What I find amazing is how he has kept track of all of his rides, both Yellow and Lyft.  While currently sitting out since March 15th, from January 2017 to March, JS provided 17,452 Lyft rides, averaging 3 per hour.  When taxi business was good, I too averaged 3-4 fares an hour, about most you can physically do. 

In 20 years of driving Yellow Cab, JS complied 89,001 rides to a total of 143,999 passengers.  Those numbers are indicative of why I say the average cabbie meets everyone, a broad section of the world entering your cab. JS says he spent a total of 34,824 hours in a Yellow Cab; and driving 499,997 miles, or more or less to the moon or back, giving a new meaning to the term "moon struck."  Yes, driving taxi is sheer madness, and his astounding statistics proving that out.  Ya gotta be crazed to drive a cab, or once again referencing the moon, a lunatic.

KS & Uber

KS, a former "private detective" from Florida, and a Seattle cabbie from 1997 until his Uber defection, knows all too well life's underbelly, be it trailing cheating spouses to cab "drug runs" to snotty Uber techies taking a five block long ride, KS, an original iconoclast, finally leaving the "passenger carting around" business last November, returning to hometown Tampa to deal with his late parent's estate, glad to be out of his $2,300 a month Seattle apartment.  KS liked cab when it was good and left when it wasn't.  That he was able to survive working Seattle Yellow Cab Zones like the mostly residential 185 (the Eastlake) says how viable the industry once was and how it no longer is.  But KS is glad to out of it entirely, hating Uber, knowing what they are, and similar to taxi, not truly caring a "rat's ass" about its drivers.  The best anything KS got out of Uber was his Prius, before Uber, KS going carless unless in the cab.  Occasionally, I would give him a lift home. When I ever get to Tampa I'll say hello, knowing he'll put a "tail" on me as I leave town, never knowing what kind of trouble a cabbie can stir up, all of us talented that way, a God-given gift from the Devil himself, of course on Halloween at midnight in the scary gloom. 

Beat up by too much taxi poem

As any longtime reader have noticed, I make real attempts to keep all subject matter taxi related, this poem meeting that criteria because taxi is exhausting.  Try driving to the moon or circumnavigating the earth and you too will be ready for a long nap.

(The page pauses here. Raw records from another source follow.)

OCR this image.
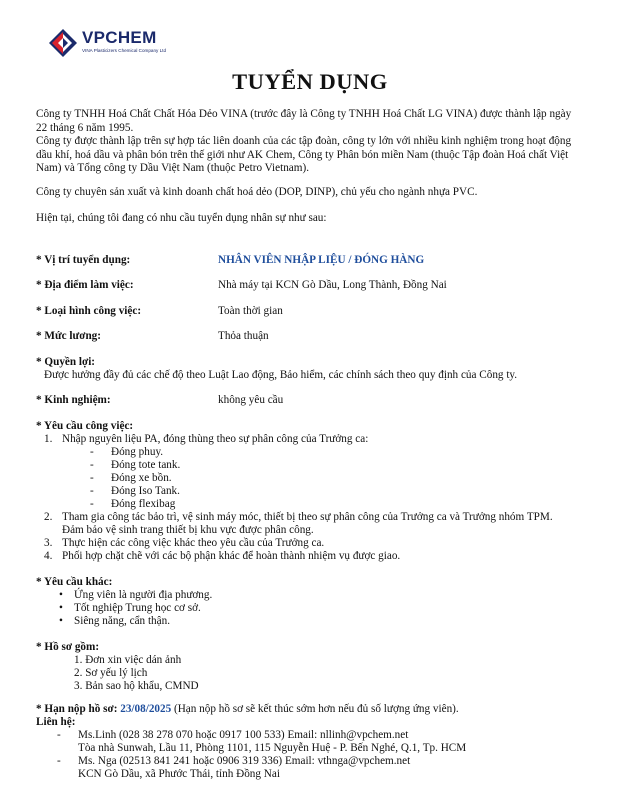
VPCHEM
VINA Plasticizers Chemical Company Ltd
TUYỂN DỤNG
Công ty TNHH Hoá Chất Chất Hóa Dẻo VINA (trước đây là Công ty TNHH Hoá Chất LG VINA) được thành lập ngày
22 tháng 6 năm 1995.
Công ty được thành lập trên sự hợp tác liên doanh của các tập đoàn, công ty lớn với nhiều kinh nghiệm trong hoạt động
dầu khí, hoá dầu và phân bón trên thế giới như AK Chem, Công ty Phân bón miền Nam (thuộc Tập đoàn Hoá chất Việt
Nam) và Tổng công ty Dầu Việt Nam (thuộc Petro Vietnam).
Công ty chuyên sản xuất và kinh doanh chất hoá dẻo (DOP, DINP), chủ yếu cho ngành nhựa PVC.
Hiện tại, chúng tôi đang có nhu cầu tuyển dụng nhân sự như sau:
* Vị trí tuyển dụng:	NHÂN VIÊN NHẬP LIỆU / ĐÓNG HÀNG
* Địa điểm làm việc:	Nhà máy tại KCN Gò Dầu, Long Thành, Đồng Nai
* Loại hình công việc:	Toàn thời gian
* Mức lương:	Thỏa thuận
* Quyền lợi:
Được hưởng đầy đủ các chế độ theo Luật Lao động, Bảo hiểm, các chính sách theo quy định của Công ty.
* Kinh nghiệm:	không yêu cầu
* Yêu cầu công việc:
1. Nhập nguyên liệu PA, đóng thùng theo sự phân công của Trưởng ca:
- Đóng phuy.
- Đóng tote tank.
- Đóng xe bồn.
- Đóng Iso Tank.
- Đóng flexibag
2. Tham gia công tác bảo trì, vệ sinh máy móc, thiết bị theo sự phân công của Trưởng ca và Trưởng nhóm TPM.
Đảm bảo vệ sinh trang thiết bị khu vực được phân công.
3. Thực hiện các công việc khác theo yêu cầu của Trưởng ca.
4. Phối hợp chặt chẽ với các bộ phận khác để hoàn thành nhiệm vụ được giao.
* Yêu cầu khác:
• Ứng viên là người địa phương.
• Tốt nghiệp Trung học cơ sở.
• Siêng năng, cẩn thận.
* Hồ sơ gồm:
1. Đơn xin việc dán ảnh
2. Sơ yếu lý lịch
3. Bản sao hộ khẩu, CMND
* Hạn nộp hồ sơ: 23/08/2025 (Hạn nộp hồ sơ sẽ kết thúc sớm hơn nếu đủ số lượng ứng viên).
Liên hệ:
- Ms.Linh (028 38 278 070 hoặc 0917 100 533) Email: nllinh@vpchem.net
Tòa nhà Sunwah, Lầu 11, Phòng 1101, 115 Nguyễn Huệ - P. Bến Nghé, Q.1, Tp. HCM
- Ms. Nga (02513 841 241 hoặc 0906 319 336) Email: vthnga@vpchem.net
KCN Gò Dầu, xã Phước Thái, tỉnh Đồng Nai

                                                       Yes, Too Much for Nothing at all

        

                                Stopping, I cannot move, exhaustion saying that's what I am,

                                but continuing on minus delay, a new energy prodding me to

                                nothing sustainable, I cannot keep going---broken health and death

                                my near horizon,  the sun 

                                                                          setting upon my poor head 

                                 and grievous brow, now gravestone grey coloring

                                                                                                      lips and eyes

                                speaking and seeing days tossed to the nettled roadside---weeds 

                                and thistle congregating in brownish and yellow yet green

                                                            celebration.